A lot of people think starting or engaging in conversations is difficult. They see striking an interesting conversation as an arduous task. But you can keep a conversation interesting and meaningful by following these steps:

Choose a topic that will involve your listener(s): Some topics can be engaging and some can be turn-offs. During fuel scarcity, any discussion about getting fuel for one’s car can be very interesting. In attempting to start a conversation, get a topic that will interest everyone listening.

You must equally avoid topics that some of your listeners are experts in, that you have little or no knowledge about. Immediately you goof in your introductory remark, it is most likely a large section of your listeners will “switch off”.

Solicit for opinions: Don’t just talk about your own experience or what you know. Except you interested in a monologue, you must ensure that other people are involved actively in the conversation. Just like Dr. Henry Kissinger, US most famous secretary of state, who is known as a authority in politics, national security and foreign policy but despite this expertise, he will often ask, “What do you think?”. By this he will get better and quality information from even his “enemies” by getting them talking!




Help the shyest person in the group: Shy people naturally withdraw to their shell when they find other people talking freely but their own opinion is not requested. If you notice someone in the group is very shy or behaves “reserved” get him or her to talk even it it means saying just “yes” or “I agree”. This goes a long way to boost his or her confidence to talk more. Another way you can do this is to nod towards them often during the conversation. By doing this you are carrying them along. You may also consider bringing in topics that you are aware will genuinely interest them. You can simply ask, “So how about your wife? Does she still work at the Federal Place?” They will talk when the topic really interests them.

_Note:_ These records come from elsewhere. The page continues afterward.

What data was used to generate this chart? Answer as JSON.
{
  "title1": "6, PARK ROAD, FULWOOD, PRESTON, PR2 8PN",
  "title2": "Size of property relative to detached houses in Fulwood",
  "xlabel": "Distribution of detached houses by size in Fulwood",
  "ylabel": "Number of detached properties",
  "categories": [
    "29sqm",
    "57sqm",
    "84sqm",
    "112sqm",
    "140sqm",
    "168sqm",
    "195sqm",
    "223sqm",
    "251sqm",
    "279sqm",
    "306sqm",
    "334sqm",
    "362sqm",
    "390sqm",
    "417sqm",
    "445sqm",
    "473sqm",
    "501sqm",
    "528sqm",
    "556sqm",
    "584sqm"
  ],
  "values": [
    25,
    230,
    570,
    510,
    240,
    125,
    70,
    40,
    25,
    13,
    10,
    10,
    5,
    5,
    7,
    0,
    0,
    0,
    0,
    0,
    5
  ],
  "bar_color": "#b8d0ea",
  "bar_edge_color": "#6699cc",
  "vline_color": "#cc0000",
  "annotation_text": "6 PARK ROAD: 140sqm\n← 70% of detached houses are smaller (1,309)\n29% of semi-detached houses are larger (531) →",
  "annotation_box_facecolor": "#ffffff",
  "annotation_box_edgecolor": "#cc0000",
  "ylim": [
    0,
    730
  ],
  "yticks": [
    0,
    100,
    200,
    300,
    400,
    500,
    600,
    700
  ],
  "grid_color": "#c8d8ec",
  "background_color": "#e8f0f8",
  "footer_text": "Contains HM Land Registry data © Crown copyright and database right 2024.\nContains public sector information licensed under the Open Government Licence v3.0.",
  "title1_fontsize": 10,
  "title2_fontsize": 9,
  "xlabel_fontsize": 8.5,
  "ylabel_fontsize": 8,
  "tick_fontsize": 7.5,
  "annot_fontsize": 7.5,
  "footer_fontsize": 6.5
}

Do not monopolise the conversation: It is a big goof on the part of any speaker to think he or she knows all about any topic. Beware of the situation when your listeners don’t even consider it necessary to ask you any question about what has just been said. Do not believe them when they simply say they understand what you are saying. If your partner is quiet all through your monologue, it is time to either keep your mouth under raps or change the topic.

When you audience keeps quiet during the conversation, it will be wrong for you to think you are making a sense. One must therefore agree with Malcom X; when asked if he ever keeps quiet during a conversation, he said that if he is quiet then it can either mean that he has no understanding about what is being said or that he is just imagining how stupid the speaker is.